Zalimle uzlaşma arayışlarının beyhudeliği

RIDVAN KAYA

Hangimizin daha güzel amellerle sonsuz ahiret mutluluğunu, hangimizin de tuğyana kapılarak ebedi azabı hak edeceğini belirlemek için ölümü ve hayatı halk eden Rabbu’l Alemin’e hamd ediyor, bu imtihan gerçeği karşısında bilincimizi ve kalbimizi diri tutması, ayaklarımızı dini üzere sabit kılması için O’na sığınıyoruz.

Hayat İmtihandır!

Biliyoruz ki hayat bir imtihan alanı; karşılaştığımız zorluklar, engeller, sıkıntılar birer imtihan vesilesidir. Elbette sınanmadan değer kazanmak, değerli makamlara erişmek, Rabbu’l Alemin nezdinde muttaki bir kul muamelesi görmek mümkün değildir. Ve yine biliyoruz ki kolay ve basit olan pek de bir iz bırakmadan gelip geçerken, zorlandığımız şeyler, hoşumuza gitmeyen şeyler bizi kavi kılar, bizleştirir, netleştirir ve ayrıştırır.

Bu ayrışmaya çokça ihtiyacımız var. Kalıcı olanın, hayra götürenin değil de malayaniliğin, basitliğin revaçta olduğu bir ortamda sıradanlaşmamak, duyarsızlaşmamak, hoş ve boş vakit Müslümanlarından olmamak için bu ayrışma önemlidir, gereklidir.

Hac Suresi (22) 11. ayetinde Rabbimiz samimiyet ve ihlas yoksunluğunu şöyle vasfeder: “İnsanlardan kimi, Allah'a bir ucundan ibadet eder, eğer kendisine bir hayır dokunursa, bununla tatmin bulur ve eğer kendisine bir fitne isabet edecek olursa yüzü üstü dönüverir.

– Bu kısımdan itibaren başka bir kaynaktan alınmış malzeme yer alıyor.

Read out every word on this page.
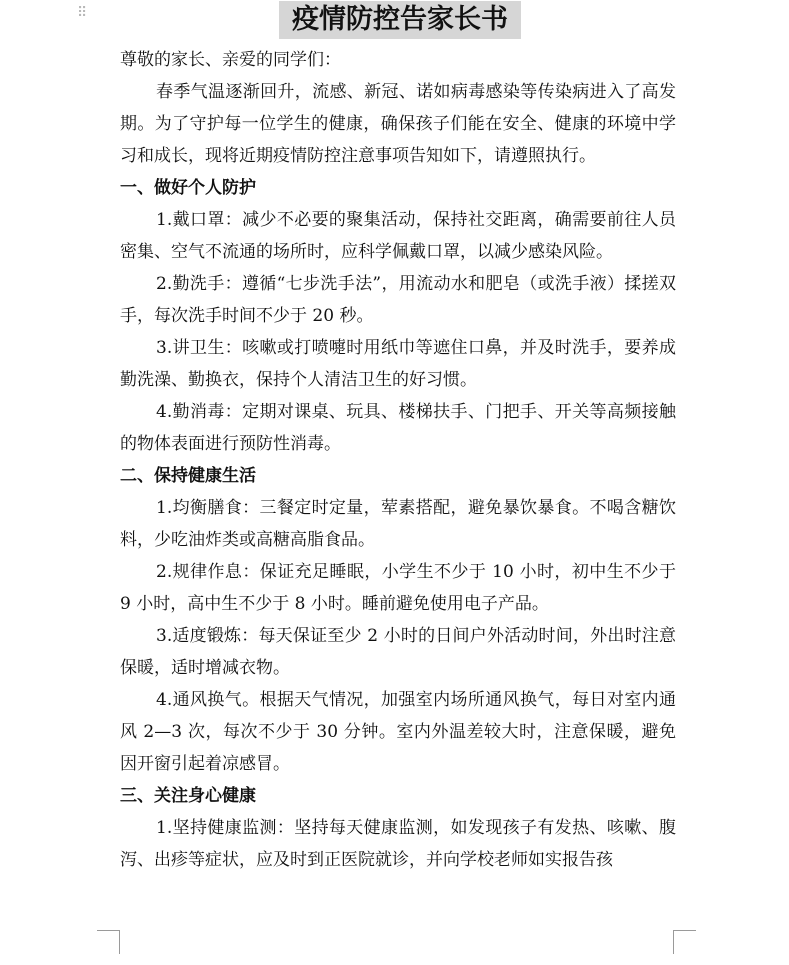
⠿	疫情防控告家长书

尊敬的家长、亲爱的同学们：

春季气温逐渐回升，流感、新冠、诺如病毒感染等传染病进入了高发期。为了守护每一位学生的健康，确保孩子们能在安全、健康的环境中学习和成长，现将近期疫情防控注意事项告知如下，请遵照执行。

一、做好个人防护

1.戴口罩：减少不必要的聚集活动，保持社交距离，确需要前往人员密集、空气不流通的场所时，应科学佩戴口罩，以减少感染风险。

2.勤洗手：遵循“七步洗手法”，用流动水和肥皂（或洗手液）揉搓双手，每次洗手时间不少于 20 秒。

3.讲卫生：咳嗽或打喷嚏时用纸巾等遮住口鼻，并及时洗手，要养成勤洗澡、勤换衣，保持个人清洁卫生的好习惯。

4.勤消毒：定期对课桌、玩具、楼梯扶手、门把手、开关等高频接触的物体表面进行预防性消毒。

二、保持健康生活

1.均衡膳食：三餐定时定量，荤素搭配，避免暴饮暴食。不喝含糖饮料，少吃油炸类或高糖高脂食品。

2.规律作息：保证充足睡眠，小学生不少于 10 小时，初中生不少于 9 小时，高中生不少于 8 小时。睡前避免使用电子产品。

3.适度锻炼：每天保证至少 2 小时的日间户外活动时间，外出时注意保暖，适时增减衣物。

4.通风换气。根据天气情况，加强室内场所通风换气，每日对室内通风 2—3 次，每次不少于 30 分钟。室内外温差较大时，注意保暖，避免因开窗引起着凉感冒。

三、关注身心健康

1.坚持健康监测：坚持每天健康监测，如发现孩子有发热、咳嗽、腹泻、出疹等症状，应及时到正医院就诊，并向学校老师如实报告孩
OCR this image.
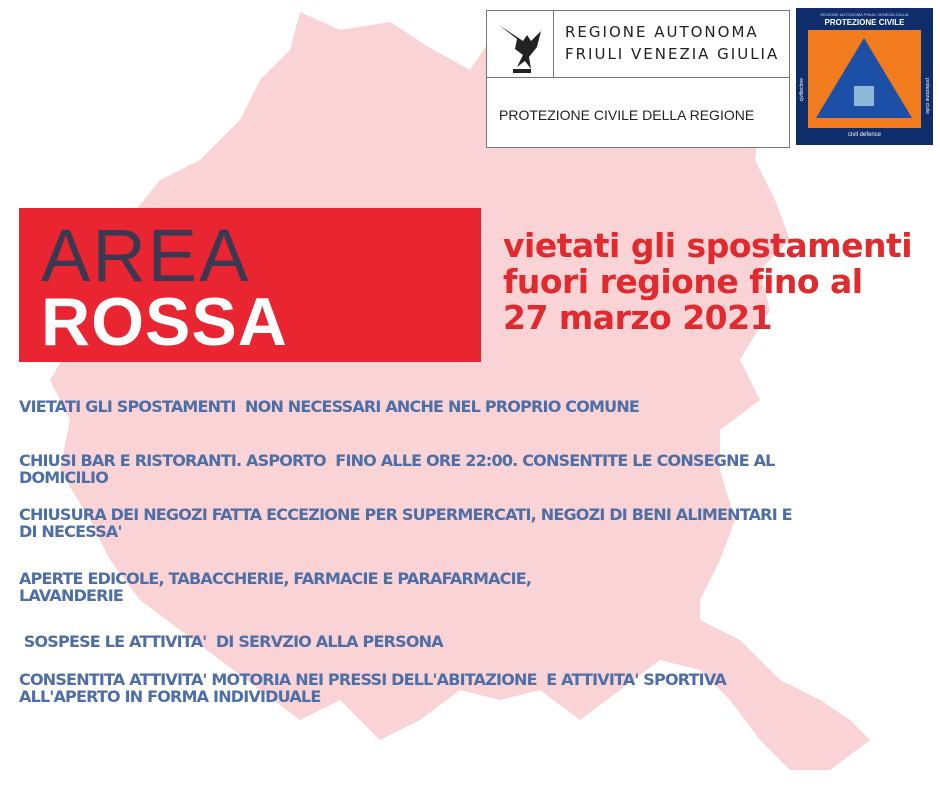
REGIONE AUTONOMA
FRIULI VENEZIA GIULIA
PROTEZIONE CIVILE DELLA REGIONE
REGIONE AUTONOMA FRIULI VENEZIA GIULIA
PROTEZIONE CIVILE
cjviltechne	protezione civile
civil defence
AREA
ROSSA
vietati gli spostamenti
fuori regione fino al
27 marzo 2021
VIETATI GLI SPOSTAMENTI  NON NECESSARI ANCHE NEL PROPRIO COMUNE
CHIUSI BAR E RISTORANTI. ASPORTO  FINO ALLE ORE 22:00. CONSENTITE LE CONSEGNE AL
DOMICILIO
CHIUSURA DEI NEGOZI FATTA ECCEZIONE PER SUPERMERCATI, NEGOZI DI BENI ALIMENTARI E
DI NECESSA'
APERTE EDICOLE, TABACCHERIE, FARMACIE E PARAFARMACIE,
LAVANDERIE
SOSPESE LE ATTIVITA'  DI SERVZIO ALLA PERSONA
CONSENTITA ATTIVITA' MOTORIA NEI PRESSI DELL'ABITAZIONE  E ATTIVITA' SPORTIVA
ALL'APERTO IN FORMA INDIVIDUALE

O, dünyayı kaybetmiştir, ahireti de. İşte bu, apaçık bir kayıptır.

İnsan zayıflıkla ve acelecilikle maluldür. Sabretmek, direnmek, bedel ödemeyi göze almak pek arzu edilmez. Ama güç, imkan, fırsat varsa insanlar yanaşırlar, hem de fevc fevc gelirler. Muttakilerin farkı, işte burada ortaya çıkar.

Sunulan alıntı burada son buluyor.